The wiki article on Goose Bay, for instance, says:

General aviation” means civil aircraft other than scheduled aircraft.

Gander, on the other hand, takes in scheduled aircraft, such as Air Canada and WestJet. It has considerable capacity for large planes to land, as shown by Operation Yellow Ribbon, where Canada welcomed as many planes as possible when aviation was grounded after 9/11:

Is there an article about this? I couldn’t find it. Really, really, banned? Since when did they hire Marley?

I think you have too much faith in the hotels having rooms available. I once had an unscheduled overnight in Brisbane, a moderate sized city with a population of a bit over 2.2 million. Lots of hotel rooms you would think. But I had to stay in an adjacent town a $250 taxi ride from the airport because the company I work for could not find me a room in Brisbane at late notice. That’s right, they paid $500 in taxi fares because there were no hotel rooms available in the city.

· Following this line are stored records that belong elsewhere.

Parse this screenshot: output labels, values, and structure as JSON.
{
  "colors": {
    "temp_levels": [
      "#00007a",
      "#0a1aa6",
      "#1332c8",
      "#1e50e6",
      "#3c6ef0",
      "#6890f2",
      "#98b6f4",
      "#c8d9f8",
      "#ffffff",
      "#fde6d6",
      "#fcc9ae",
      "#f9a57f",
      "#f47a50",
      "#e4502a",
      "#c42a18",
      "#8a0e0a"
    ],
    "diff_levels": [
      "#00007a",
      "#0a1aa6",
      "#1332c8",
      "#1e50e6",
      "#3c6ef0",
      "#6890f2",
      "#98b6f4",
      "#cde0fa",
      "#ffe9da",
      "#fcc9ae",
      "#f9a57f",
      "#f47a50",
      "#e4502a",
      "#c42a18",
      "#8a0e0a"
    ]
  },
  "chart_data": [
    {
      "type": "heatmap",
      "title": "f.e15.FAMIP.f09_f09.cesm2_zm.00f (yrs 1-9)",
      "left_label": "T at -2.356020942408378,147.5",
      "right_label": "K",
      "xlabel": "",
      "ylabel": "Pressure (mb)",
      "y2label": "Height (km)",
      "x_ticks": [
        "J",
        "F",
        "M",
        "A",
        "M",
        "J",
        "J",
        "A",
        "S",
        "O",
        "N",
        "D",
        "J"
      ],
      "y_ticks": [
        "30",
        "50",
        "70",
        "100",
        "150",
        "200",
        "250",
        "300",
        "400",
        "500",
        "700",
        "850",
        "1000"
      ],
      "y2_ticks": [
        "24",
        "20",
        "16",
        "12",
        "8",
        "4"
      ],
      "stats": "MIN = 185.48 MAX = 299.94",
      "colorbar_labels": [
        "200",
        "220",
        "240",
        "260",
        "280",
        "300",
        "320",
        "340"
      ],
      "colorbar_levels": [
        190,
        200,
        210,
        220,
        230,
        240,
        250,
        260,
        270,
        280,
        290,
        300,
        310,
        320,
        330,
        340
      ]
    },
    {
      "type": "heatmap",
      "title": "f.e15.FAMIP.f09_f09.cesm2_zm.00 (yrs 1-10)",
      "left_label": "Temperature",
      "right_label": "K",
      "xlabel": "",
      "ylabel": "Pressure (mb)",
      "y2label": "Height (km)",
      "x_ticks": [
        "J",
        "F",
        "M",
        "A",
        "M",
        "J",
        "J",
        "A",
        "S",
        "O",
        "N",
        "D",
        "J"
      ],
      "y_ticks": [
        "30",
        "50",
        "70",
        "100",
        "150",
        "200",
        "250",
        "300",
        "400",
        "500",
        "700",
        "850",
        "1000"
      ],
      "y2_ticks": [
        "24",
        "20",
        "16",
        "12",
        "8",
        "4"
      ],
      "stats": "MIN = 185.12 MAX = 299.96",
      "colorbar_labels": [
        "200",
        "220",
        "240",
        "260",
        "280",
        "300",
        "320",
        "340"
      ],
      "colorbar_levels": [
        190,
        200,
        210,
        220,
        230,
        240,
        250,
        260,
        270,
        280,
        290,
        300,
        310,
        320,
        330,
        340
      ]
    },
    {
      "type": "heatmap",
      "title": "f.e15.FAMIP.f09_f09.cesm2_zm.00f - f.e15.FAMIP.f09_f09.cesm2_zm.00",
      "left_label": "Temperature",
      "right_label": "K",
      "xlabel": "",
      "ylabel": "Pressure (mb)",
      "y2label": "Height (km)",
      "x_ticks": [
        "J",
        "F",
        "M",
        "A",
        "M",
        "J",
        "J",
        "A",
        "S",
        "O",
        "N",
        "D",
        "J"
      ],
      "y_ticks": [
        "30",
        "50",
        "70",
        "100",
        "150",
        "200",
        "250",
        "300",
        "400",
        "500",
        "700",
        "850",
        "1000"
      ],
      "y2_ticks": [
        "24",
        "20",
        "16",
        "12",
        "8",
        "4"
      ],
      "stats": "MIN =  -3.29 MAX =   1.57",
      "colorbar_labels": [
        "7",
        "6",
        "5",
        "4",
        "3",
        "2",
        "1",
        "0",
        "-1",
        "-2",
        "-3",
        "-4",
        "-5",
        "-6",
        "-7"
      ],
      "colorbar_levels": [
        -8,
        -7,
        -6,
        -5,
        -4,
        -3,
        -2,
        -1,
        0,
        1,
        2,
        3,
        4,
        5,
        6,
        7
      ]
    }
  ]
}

Do you think there may be the teeny tiniest possibility that out of the 5 hotels in Goose Bay there may have only been few rooms to spare? Or do you believe that hotels are generally empty in readiness for an influx of stranded passengers?

I learned something new today. There is a Waterloo Regional International Airport. I have lived and worked in Waterloo, and in London, and on the west side of the Golden Horseshoe, but I never realized that Waterloo had an international airport. It’s website says it has a flight each week to Cuba in the winter, a flight a day to Calgary, and two flights a day and one on Saturday to Chicago.

Anyway, Goose Bay is only marginally more active than Waterloo when it comes to passenger service, and 264 times less active than Toronto’s Pearson International Airport. Goose Bay barely made it into the top 50 of Canada’s passenger airports. You see, International Airport sounds grand and all, but all it means is that there is someone from the CBSA working there for processing freight and passenger arrivals from out of the country.

Goose Bay has a huge and well founded reputation as an air force base with a proud history in WWII which has continued on to include nukes (although I wouldn’t exactly call a USAF flight originating out of Goose Bay detonating a nuke over the St. Lawrence a high point), SAC, more recent international training, and SAR.

Gander, not Goose Bay, controls air traffic on the western side of the North Atlantic, but Goose Bay catches planes that are tired from flapping their wings against the jet stream and tops up their tanks.

Goose Bay is toppers as an Air Force base, but is barely on the map as a passenger airport, and the Goose Bay + Happy Valley community is a very small town. To put this in perspective, imagine 16,000 of Krishna’s wives dropping out of the sky on your city, London, Ontario, (2.4% of London’s population, which is the same proportion as what descended on Goose Bay) shortly before midnight on a Friday night a week before the solstice, demanding to be driven about and put up in hotels and motels. Or imagine that the 144,000 redeemed from the earth in Revelation 14:1–5 landed late on a Friday night in Metro Toronto demanding the same thing (2.4% of Metro Toronto’s population, which is the same proportion as what descended on Goose Bay) .

The one thing that Goose Bay had that neither London nor Toronto would have in proportionally similar circumstances was the barracks, which were ideal, but for the heat not working in some rooms, which was not a known or reasonably foreseeable fact when the decision was made during the emergency. In short, the right decision was made.

And it was built by Americans and presently is being maintained by a British company (Serco), so it’s ironic that it was Americans and British who were so evilly imprisoned in the barracks in coffin sized beds with icicles for sheets.